Shareholders have been well rewarded with Fortis over the years. Fortis has provided solid revenue growth over the past decade, with profits edging into double-digit territory on an annual basis. In the most recent quarter, Fortis earnings came in at $720 million, or $1.66 per common share, far surpassing the $240 million, or $0.57 per share, reported in the same period last year.
Much of that gain can be attributed to an after-tax one-time gain of $484 million, or $1.12 per common share realized from the sale of Waneta Expansion.
Growth and other concerns are being addressed
Critics of utility investments often point to two long-standing concerns, which Fortis is addressing brilliantly.
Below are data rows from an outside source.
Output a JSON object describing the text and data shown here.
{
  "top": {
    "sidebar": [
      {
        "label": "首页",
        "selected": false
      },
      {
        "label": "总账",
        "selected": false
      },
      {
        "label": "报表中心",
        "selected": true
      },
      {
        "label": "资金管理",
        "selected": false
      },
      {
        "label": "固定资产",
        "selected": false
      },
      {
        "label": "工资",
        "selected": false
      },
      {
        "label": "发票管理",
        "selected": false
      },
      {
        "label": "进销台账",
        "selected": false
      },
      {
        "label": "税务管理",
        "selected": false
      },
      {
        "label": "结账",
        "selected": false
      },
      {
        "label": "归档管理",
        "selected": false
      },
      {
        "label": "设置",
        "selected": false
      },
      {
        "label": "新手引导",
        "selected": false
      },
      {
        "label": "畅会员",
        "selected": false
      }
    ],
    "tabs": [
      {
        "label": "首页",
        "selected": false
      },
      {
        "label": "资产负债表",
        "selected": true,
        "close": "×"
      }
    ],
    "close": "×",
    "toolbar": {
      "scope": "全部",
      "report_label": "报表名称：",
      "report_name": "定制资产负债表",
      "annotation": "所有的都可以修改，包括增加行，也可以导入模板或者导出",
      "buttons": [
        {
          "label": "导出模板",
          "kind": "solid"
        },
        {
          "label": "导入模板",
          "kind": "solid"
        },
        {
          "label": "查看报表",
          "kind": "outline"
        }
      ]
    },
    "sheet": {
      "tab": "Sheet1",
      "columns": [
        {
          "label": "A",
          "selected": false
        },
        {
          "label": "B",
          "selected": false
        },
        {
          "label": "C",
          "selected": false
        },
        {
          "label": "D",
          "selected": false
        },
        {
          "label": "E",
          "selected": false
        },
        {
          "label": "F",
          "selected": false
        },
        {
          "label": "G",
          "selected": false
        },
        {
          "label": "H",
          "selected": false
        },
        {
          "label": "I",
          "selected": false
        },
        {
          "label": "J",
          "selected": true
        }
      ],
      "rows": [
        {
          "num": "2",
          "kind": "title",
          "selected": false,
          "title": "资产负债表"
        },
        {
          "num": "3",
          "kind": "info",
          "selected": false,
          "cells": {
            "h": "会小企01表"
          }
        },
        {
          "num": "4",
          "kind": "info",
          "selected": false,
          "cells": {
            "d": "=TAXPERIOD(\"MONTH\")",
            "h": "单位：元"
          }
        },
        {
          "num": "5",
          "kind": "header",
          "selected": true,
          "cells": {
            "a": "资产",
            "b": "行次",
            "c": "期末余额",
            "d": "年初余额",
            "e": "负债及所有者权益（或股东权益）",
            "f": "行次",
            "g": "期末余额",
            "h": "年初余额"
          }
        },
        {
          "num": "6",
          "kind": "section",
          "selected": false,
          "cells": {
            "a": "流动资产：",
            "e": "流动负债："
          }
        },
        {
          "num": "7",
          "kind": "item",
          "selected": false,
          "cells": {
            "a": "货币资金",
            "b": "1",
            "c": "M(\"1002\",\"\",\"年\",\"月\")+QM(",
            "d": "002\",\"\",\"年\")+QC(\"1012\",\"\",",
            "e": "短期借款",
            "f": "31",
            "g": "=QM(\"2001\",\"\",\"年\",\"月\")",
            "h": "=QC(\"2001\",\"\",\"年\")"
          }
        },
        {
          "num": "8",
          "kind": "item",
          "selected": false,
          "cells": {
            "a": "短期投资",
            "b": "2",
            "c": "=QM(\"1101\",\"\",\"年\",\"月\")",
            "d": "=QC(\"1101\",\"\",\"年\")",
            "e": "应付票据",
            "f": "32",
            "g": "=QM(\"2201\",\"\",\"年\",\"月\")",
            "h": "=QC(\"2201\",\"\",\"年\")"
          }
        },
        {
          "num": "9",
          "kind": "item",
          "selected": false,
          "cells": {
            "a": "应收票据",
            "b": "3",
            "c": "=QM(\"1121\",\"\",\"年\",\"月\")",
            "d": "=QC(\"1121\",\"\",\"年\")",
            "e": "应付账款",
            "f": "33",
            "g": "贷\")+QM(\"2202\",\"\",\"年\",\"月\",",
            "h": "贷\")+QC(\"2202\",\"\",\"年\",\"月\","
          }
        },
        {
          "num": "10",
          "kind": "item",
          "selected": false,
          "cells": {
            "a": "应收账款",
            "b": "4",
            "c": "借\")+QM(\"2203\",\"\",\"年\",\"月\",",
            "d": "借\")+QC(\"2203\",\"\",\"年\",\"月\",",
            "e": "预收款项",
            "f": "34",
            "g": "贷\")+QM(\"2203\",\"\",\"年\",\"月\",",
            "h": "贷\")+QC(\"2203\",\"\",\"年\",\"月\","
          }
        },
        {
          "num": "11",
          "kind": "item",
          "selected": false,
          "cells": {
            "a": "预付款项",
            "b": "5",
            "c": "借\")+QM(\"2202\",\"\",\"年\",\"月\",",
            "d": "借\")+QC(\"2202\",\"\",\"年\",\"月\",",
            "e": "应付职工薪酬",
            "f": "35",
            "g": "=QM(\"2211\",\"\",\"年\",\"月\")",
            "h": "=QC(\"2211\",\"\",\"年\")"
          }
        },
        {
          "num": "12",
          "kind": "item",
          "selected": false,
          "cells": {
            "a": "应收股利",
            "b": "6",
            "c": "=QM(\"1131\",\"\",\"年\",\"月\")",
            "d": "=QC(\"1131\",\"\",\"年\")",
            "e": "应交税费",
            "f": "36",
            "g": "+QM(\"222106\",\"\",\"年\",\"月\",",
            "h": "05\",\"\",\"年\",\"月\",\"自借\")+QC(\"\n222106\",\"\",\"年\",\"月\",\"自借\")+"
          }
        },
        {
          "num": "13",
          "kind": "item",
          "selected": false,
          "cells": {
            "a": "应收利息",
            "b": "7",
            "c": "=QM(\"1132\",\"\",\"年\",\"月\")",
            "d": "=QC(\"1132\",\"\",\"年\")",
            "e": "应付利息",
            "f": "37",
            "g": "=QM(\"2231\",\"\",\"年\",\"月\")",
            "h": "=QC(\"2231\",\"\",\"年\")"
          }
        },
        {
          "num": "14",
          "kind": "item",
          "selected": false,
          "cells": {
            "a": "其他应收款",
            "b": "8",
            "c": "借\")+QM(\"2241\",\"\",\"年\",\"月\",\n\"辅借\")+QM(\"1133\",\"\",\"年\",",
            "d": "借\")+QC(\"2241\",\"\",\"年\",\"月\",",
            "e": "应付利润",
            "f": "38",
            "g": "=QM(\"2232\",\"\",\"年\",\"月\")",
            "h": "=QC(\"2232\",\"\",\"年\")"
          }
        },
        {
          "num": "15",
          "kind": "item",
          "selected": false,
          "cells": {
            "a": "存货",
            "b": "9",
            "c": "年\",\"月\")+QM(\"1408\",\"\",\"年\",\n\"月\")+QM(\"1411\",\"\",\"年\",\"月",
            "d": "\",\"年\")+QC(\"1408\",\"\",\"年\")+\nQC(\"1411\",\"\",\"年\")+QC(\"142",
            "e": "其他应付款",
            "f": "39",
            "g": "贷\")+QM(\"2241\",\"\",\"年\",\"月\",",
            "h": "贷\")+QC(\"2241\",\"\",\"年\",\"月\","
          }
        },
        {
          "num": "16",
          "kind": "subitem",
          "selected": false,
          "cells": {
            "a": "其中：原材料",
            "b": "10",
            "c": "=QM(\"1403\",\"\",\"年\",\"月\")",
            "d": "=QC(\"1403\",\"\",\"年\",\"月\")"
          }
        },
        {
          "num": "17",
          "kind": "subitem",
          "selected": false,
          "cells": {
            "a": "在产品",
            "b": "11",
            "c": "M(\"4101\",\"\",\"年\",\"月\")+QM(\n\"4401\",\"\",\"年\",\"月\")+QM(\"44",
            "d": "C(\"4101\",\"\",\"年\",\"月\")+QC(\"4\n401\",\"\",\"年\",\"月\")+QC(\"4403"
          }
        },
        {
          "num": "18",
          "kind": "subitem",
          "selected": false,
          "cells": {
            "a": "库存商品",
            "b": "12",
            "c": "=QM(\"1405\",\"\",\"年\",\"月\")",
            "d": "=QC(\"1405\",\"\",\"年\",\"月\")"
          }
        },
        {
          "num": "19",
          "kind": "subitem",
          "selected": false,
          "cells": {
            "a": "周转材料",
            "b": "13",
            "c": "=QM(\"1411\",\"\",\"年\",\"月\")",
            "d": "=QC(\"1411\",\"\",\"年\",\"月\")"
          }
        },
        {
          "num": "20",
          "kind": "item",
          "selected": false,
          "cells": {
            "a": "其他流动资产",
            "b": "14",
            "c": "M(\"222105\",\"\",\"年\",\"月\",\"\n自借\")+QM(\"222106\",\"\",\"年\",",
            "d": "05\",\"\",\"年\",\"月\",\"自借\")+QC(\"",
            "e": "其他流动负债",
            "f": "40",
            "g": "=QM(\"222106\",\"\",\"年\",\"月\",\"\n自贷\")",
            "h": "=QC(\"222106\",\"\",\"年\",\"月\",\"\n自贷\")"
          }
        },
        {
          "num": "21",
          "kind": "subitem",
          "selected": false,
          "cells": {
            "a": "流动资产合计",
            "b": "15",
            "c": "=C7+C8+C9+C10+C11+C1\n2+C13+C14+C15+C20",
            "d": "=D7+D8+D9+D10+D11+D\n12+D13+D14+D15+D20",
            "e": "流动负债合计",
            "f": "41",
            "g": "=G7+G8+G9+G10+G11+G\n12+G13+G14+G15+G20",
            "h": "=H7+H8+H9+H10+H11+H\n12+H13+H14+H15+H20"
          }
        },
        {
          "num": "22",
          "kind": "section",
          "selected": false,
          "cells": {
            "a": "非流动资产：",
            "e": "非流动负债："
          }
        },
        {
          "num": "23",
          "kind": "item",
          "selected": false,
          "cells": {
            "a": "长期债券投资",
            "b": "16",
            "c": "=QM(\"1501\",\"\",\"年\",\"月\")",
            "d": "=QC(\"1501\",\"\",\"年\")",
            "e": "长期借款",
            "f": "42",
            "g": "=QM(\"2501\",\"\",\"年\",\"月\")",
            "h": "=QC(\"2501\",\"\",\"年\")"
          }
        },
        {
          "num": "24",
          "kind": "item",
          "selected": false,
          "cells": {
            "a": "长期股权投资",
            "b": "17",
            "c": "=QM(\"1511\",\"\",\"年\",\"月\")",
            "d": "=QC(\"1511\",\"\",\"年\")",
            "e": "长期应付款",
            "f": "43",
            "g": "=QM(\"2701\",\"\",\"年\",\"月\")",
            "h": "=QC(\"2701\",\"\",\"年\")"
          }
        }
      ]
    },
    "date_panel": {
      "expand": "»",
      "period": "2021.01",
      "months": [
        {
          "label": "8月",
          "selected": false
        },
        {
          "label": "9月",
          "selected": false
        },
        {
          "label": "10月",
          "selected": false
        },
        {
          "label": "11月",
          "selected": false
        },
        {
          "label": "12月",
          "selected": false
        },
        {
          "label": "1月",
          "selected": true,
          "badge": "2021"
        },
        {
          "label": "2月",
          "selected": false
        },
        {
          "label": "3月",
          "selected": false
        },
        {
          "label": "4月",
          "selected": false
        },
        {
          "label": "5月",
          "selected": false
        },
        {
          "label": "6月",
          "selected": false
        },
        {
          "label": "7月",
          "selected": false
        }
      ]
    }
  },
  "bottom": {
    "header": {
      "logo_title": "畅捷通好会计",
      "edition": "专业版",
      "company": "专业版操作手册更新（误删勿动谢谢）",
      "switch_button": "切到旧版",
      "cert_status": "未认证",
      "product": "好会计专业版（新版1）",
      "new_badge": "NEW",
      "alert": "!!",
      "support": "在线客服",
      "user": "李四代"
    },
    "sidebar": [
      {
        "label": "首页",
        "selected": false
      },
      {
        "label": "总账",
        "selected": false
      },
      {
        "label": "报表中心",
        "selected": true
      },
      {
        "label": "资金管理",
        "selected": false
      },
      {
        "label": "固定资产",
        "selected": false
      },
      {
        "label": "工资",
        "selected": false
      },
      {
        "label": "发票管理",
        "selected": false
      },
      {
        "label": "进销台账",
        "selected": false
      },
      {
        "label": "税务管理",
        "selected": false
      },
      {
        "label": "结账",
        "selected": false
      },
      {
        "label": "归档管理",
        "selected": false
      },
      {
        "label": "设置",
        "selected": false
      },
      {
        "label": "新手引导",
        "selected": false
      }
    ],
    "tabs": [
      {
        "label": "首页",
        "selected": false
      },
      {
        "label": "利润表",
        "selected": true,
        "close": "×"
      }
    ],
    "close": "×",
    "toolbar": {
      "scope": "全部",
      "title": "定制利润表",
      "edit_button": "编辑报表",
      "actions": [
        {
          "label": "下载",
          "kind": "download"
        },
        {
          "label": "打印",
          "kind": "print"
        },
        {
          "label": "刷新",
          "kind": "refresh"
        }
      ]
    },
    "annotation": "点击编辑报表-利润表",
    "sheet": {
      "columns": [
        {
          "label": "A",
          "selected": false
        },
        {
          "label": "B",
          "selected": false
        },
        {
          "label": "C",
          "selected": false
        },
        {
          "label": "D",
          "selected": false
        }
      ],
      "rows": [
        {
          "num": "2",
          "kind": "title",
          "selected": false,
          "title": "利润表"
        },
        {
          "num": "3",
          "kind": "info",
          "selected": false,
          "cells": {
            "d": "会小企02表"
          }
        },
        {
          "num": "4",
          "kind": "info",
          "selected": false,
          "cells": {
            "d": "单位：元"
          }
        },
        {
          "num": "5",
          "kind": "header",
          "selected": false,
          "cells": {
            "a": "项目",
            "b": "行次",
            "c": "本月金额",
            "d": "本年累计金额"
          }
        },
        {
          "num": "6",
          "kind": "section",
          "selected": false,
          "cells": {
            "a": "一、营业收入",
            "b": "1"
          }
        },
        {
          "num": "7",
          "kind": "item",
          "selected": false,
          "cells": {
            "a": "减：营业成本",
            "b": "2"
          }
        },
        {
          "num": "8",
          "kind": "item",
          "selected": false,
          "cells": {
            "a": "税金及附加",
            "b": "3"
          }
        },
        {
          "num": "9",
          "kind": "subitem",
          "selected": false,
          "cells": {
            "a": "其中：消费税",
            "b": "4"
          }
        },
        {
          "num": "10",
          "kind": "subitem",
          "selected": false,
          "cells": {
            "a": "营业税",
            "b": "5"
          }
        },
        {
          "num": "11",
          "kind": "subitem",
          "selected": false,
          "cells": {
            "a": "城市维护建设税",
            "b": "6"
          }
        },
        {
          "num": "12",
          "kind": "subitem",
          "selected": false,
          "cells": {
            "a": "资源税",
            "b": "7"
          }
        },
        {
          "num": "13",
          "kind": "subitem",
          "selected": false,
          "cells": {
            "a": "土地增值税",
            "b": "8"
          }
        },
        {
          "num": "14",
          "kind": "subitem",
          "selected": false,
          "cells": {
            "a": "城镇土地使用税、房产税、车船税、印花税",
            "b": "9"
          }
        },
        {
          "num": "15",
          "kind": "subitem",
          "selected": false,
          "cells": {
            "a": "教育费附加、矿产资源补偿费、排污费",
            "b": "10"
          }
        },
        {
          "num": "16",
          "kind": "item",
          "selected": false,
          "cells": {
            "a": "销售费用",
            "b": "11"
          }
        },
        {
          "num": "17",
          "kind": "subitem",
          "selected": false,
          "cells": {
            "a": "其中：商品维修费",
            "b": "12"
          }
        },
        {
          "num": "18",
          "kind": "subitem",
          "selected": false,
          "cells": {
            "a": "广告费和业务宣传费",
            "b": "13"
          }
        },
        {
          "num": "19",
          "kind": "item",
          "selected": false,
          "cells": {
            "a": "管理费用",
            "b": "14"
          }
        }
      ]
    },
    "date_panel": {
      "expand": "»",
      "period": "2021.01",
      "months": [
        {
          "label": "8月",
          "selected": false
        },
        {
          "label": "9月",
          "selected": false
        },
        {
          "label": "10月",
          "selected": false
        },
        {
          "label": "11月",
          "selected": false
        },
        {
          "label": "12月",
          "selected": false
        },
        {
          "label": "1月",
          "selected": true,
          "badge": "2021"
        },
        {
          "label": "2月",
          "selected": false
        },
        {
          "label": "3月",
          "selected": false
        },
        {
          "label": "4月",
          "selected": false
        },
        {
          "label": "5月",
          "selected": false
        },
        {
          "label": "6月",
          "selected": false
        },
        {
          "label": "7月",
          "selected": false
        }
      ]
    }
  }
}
First, there’s the “no-growth” argument. In short, the concern is that because utilities provide so much to shareholders in the form of a dividend, there is little room to invest in growth. In the case of Fortis, the company has completed a series of increasingly larger acquisitions over the years that have opened new market opportunities and cost synergies that will see the company continue to offer handsome 6% dividend growth through 2024.
Speaking of dividends, Fortis is one of a handful of companies on the market today that has provided investors with over four decades of consecutive, annual dividend hikes. The most recent 6% uptick was announced recently, with a payout coming in December.
The other major concern is the need to transition to renewable energy and off fossil fuels. Earlier this year, Fortis announced the construction of a 247-MW wind farm in Arizona, while also earmarking $17.3 billion towards a five-year capital plan. The plan will address system capacity issues, safety and reliability concerns, and move towards cleaner energy.
Fortis remains a great long-term option for nearly any portfolio. Investors looking for solid growth as well as some passive-income generation should consider buying and holding Fortis.